Translation regulation of specific mRNAs by RPS26 C-terminal RNA-binding tail integrates energy metabolism and AMPK-mTOR signaling

Increasing evidence suggests that ribosome composition and modifications contribute to translation control. Much less is known about the regulatory roles of mRNA binding by ribosomal proteins to specific mRNA translation and ribosome specialization.

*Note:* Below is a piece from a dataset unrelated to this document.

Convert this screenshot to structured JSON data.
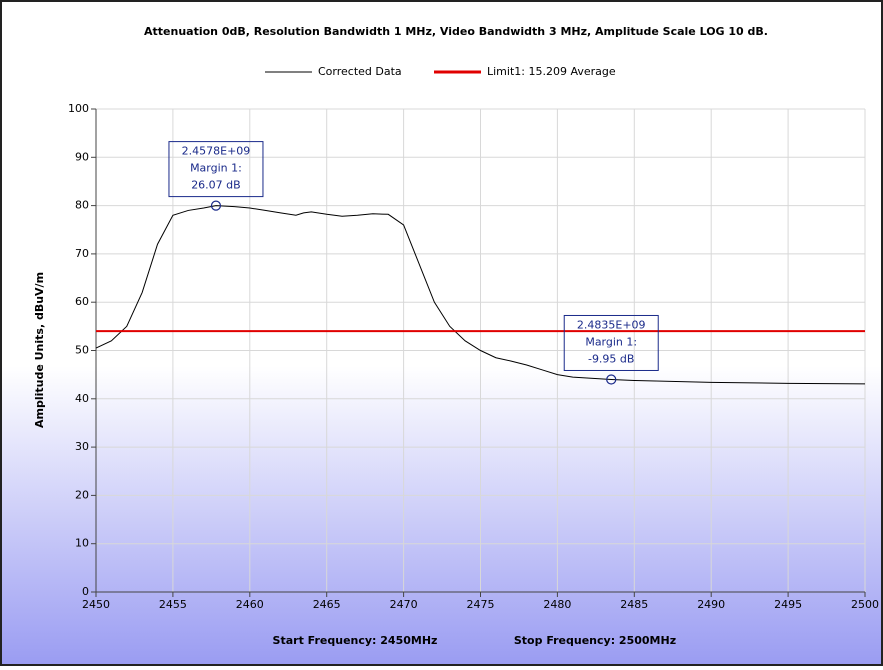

Here we used CRISPR-Cas9, to mutate the RPS26 C-terminal tail (RPS26dC) predicted to bind AUG upstream nucleotides at the exit channel. RPS26 binding to positions -10 to -16 of short 5'UTR mRNAs exerts positive and negative effects on translation directed by Kozak and TISU, respectively. Consistent with that, shortening the 5'UTR from 16 to 10 nt diminished Kozak and enhanced TISU-driven translation. As TISU is resistant and Kozak is sensitive to energy stress, we examined stress responses and found that the RPS26dC mutation confers resistance to glucose starvation and mTOR inhibition. Furthermore, the basal mTOR activity is reduced while AMPK is activated in RPS26dC cells, mirroring energy-deprived WT cells. Likewise, the translatome of RPS26dC cells is correlated to glucose-starved WT cells. Our findings uncover the central roles of RPS26 C-terminal RNA binding in energy metabolism, in the translation of mRNAs bearing specific features and in the translation tolerance of TISU genes to energy stress. Overall design: We used CRISPR-Cas9 mediated mutagenesis in mammalian cells to delete endogenous RPS26 C terminus (RPS26dC cells). For global translation analysis, the collected samples were merged to create the Light (2-5 ribosomes) and Heavy (6+ ribosomes) translated fractions. Equivalent RNA concentrations of Input, Light and Heavy translated ribosome were taken for the library preparation for MARS-Seq.